An open invitation to enjoy street art
And so we attach flashing windmills onto our microscooters and take a tour. We weave around Steve Messam’s ‘When the Red Rose in Blackpool,’ stand under of Yoko Ono’s Imagine Peace billboards and squint at the contents of Jo Berry’s Brain Container. We spend a couple of hours touring the installations and only get through a handful. (I would have liked to catch Goodbye Coco, the coffin of a fictional clown bedecked with over 500 fairground lights, and the other installations that make the word ‘Human’ into a meaningful sentence.)
There are helpers out in full force to explain the mission. “Yoko Ono has been involved,” I hear one say, and smile at the idea of the artist attending a council planning meeting.

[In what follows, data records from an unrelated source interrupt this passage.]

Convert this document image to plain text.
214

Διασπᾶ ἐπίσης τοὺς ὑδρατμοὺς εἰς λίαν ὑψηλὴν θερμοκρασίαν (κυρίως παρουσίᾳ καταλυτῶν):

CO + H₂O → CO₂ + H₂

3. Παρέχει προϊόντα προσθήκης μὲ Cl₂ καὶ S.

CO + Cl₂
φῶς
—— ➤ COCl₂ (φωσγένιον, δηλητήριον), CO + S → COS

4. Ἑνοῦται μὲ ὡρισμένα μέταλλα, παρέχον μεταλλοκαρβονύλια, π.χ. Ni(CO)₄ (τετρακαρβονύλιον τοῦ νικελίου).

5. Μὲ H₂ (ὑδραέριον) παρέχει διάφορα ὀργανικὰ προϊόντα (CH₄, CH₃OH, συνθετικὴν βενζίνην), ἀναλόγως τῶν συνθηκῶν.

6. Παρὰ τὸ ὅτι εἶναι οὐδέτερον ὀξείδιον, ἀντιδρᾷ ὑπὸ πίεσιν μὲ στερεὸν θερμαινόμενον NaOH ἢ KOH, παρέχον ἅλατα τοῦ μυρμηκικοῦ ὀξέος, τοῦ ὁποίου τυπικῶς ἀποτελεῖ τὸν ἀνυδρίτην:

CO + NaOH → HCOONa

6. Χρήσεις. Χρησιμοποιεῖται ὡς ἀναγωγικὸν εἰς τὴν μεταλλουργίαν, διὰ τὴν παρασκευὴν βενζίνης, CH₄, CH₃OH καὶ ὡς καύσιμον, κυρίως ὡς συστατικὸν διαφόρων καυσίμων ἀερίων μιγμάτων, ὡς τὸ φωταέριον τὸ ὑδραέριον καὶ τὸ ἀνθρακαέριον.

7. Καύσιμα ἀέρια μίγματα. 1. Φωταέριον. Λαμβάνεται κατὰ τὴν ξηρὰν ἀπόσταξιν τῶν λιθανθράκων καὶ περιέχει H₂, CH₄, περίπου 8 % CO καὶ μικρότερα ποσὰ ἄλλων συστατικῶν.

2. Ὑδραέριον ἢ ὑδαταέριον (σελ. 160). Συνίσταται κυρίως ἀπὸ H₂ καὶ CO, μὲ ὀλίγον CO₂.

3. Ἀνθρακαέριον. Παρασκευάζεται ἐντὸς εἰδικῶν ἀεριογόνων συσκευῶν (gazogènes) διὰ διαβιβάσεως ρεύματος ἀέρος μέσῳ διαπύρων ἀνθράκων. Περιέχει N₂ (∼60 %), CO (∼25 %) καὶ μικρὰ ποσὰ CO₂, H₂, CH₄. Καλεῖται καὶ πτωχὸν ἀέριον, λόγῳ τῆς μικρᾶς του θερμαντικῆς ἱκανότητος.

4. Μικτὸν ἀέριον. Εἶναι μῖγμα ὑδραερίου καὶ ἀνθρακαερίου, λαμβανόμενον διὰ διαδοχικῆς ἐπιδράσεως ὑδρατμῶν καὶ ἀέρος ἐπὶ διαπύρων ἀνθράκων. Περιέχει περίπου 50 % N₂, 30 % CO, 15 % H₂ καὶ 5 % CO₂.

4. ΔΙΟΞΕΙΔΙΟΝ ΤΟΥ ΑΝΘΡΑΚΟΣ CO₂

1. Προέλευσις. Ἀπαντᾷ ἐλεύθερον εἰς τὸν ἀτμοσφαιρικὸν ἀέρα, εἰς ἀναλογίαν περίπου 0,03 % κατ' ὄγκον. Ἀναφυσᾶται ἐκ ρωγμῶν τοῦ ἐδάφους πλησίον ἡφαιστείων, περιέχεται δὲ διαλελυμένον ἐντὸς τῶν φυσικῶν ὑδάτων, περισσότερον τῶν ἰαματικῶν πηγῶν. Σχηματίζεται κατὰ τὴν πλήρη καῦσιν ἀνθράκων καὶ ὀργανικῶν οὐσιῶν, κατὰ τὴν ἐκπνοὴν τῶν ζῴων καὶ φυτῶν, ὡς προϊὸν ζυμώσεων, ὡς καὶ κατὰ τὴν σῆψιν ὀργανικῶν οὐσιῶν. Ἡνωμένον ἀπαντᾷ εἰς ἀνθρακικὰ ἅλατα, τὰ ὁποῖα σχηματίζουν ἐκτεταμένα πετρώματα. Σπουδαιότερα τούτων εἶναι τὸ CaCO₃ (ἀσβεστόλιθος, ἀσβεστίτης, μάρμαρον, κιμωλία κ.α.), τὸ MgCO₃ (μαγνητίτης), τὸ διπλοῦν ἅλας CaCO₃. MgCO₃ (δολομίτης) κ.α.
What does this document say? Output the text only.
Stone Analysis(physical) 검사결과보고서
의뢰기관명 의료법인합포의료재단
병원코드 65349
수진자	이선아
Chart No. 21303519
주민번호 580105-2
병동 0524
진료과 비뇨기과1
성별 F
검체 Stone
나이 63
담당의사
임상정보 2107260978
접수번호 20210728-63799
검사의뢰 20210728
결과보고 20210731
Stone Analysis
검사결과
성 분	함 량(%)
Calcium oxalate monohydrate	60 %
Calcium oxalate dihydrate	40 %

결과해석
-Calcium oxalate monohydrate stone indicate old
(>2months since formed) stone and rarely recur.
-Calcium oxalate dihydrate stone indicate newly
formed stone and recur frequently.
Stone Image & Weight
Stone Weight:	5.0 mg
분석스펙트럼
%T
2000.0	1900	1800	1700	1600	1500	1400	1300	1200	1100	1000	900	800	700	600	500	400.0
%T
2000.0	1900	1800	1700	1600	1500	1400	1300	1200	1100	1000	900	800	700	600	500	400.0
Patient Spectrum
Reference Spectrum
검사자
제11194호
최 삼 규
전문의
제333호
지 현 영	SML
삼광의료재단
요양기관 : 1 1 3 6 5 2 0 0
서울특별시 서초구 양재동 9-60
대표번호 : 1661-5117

The council vans are out in full force as well, technicians flying down from buckets on trucks like wannabe superheros to install an exhibit or tweak the way a projection lands on a wall.
The event is a fascinating mix of elegance, tack, joined-up thinking, northern humour, stag night mayhem and old fashioned seaside fun. Walk past Knobby’s Karaoke Bar and Blackpool nightlife goes on as normal. The street stalls push out familiar doughnut smells. But the Sacred Heart Church is awash with Yoko Ono’s refracted light sculpture. And Blackpool Tower is as fabulous as ever.
It’s great value too. The art is free. The merchandise is licensed and cheap enough for a toddler to invest in. The Lightpool branded coffee is as good as you get at any public event. And we have fish and chips for four with the bill coming to less than £30.
The self deprecation of the north
And in all the overstatement, the humility and creativity of this northern town shines through. Blackpool is a master of self deprecation. It may host the finals of Strictly but isn’t afraid to boogie from a crane above students in silver ponchos that look like rollercoaster riders from a Pleasure Beach in a parallel universe. It maybe a marmite town, but there’s no dark gloopy stuff on show today. It’s all tinseltown wonder.
“Are you the artist who put this together,” I ask a man standing by the Punch and Judy lightbox that contains Hannah Fox’s Salvage Sideshow.
“I wouldn’t call myself an artist. I’m just a guy who makes stuff out of other stuff.” he replies.
Stuff out of other stuff
For four days Blackpool will be making stuff out of other stuff and lighting up the night sky and dancing with light. Catch the illuminated pooches in the dog show or the world class firework collective Les Commandos Percu. But don’t forget to buy a sparkly wand or a light up light sabre. Just in case you need to do battle with an alien on a crane.